Las bodegas trabajan con precisión rural: mañanas de trasiego, siestas sagradas, tardes de catas. Reserva con antelación, informa que llegas en bici, prevé cambios y llega con ropa adecuada. Un margen de treinta minutos evita apuros y conserva la alegría del viaje.
Prioriza vías verdes, carreteras comarcales con poco tráfico y pistas firmes de viñedo. Evita nacionales anchas y tramos arenosos tras lluvias. Revisa mapas topográficos, puentes sobre ríos y túneles vinateros históricos, porque añaden encanto, sombra y seguridad cuando el sol aprieta.
Incluye multiherramienta con tronchacadenas, tres mechas tubeless, parches, dos desmontables, mini bomba fiable, eslabón rápido, bridas, cinta americana enrollada y guantes finos. Añade luz trasera potente y un pequeño botiquín. Ese puñado pesa poco y desbloquea mucha tranquilidad inesperada.

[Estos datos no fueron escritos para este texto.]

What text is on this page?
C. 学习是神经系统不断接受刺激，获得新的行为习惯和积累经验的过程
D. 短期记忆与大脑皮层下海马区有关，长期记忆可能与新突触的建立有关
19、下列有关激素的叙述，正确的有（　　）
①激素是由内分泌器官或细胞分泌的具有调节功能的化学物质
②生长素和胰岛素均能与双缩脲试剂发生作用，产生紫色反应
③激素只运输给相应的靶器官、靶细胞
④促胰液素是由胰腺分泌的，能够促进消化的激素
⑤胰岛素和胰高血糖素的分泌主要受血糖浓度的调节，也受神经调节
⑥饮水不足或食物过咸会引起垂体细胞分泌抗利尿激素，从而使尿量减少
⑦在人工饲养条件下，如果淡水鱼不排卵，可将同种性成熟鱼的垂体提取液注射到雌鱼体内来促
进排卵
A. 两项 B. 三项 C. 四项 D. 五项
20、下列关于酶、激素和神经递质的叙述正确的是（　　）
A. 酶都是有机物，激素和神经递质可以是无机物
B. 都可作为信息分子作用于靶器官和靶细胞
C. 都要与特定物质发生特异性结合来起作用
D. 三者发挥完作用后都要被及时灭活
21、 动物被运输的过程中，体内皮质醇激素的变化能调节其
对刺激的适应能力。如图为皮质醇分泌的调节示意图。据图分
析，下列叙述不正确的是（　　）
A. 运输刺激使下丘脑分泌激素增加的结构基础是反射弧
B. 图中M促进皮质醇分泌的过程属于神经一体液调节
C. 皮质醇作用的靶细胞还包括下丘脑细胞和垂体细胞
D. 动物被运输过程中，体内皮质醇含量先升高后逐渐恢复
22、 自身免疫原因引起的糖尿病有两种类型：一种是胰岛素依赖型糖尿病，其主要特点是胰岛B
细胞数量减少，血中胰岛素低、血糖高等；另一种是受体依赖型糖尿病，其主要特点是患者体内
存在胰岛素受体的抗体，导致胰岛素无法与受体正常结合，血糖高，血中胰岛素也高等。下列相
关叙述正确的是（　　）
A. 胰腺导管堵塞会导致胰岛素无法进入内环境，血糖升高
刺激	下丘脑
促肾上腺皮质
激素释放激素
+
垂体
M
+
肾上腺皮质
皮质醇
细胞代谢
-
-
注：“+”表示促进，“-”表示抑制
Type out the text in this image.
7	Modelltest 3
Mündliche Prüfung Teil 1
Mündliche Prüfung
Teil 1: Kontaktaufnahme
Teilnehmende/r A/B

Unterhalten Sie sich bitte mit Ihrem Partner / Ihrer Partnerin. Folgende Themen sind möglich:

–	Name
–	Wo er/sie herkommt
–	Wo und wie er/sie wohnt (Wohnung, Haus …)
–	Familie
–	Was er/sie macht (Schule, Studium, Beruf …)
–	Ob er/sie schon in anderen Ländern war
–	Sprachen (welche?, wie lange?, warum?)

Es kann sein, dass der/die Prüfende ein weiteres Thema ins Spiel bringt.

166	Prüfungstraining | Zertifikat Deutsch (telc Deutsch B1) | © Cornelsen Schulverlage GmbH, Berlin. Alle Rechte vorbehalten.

Ensaya en casa: cambia una cámara sin prisas, recoloca pastillas que rozan, ajusta cambio cuando salta la cadena en baches. En pistas polvorientas limpia con cariño, evita contaminar discos con grasa y comprueba tornillos después de tramos muy vibrados.
Guarda horarios de trenes regionales con espacio para bicicletas y teléfonos de taxis locales. Pregunta en bares por contactos de furgonetas. A veces un agricultor ofrece una solución. Asumir un desvío a tiempo protege el ánimo y salva recuerdos futuros.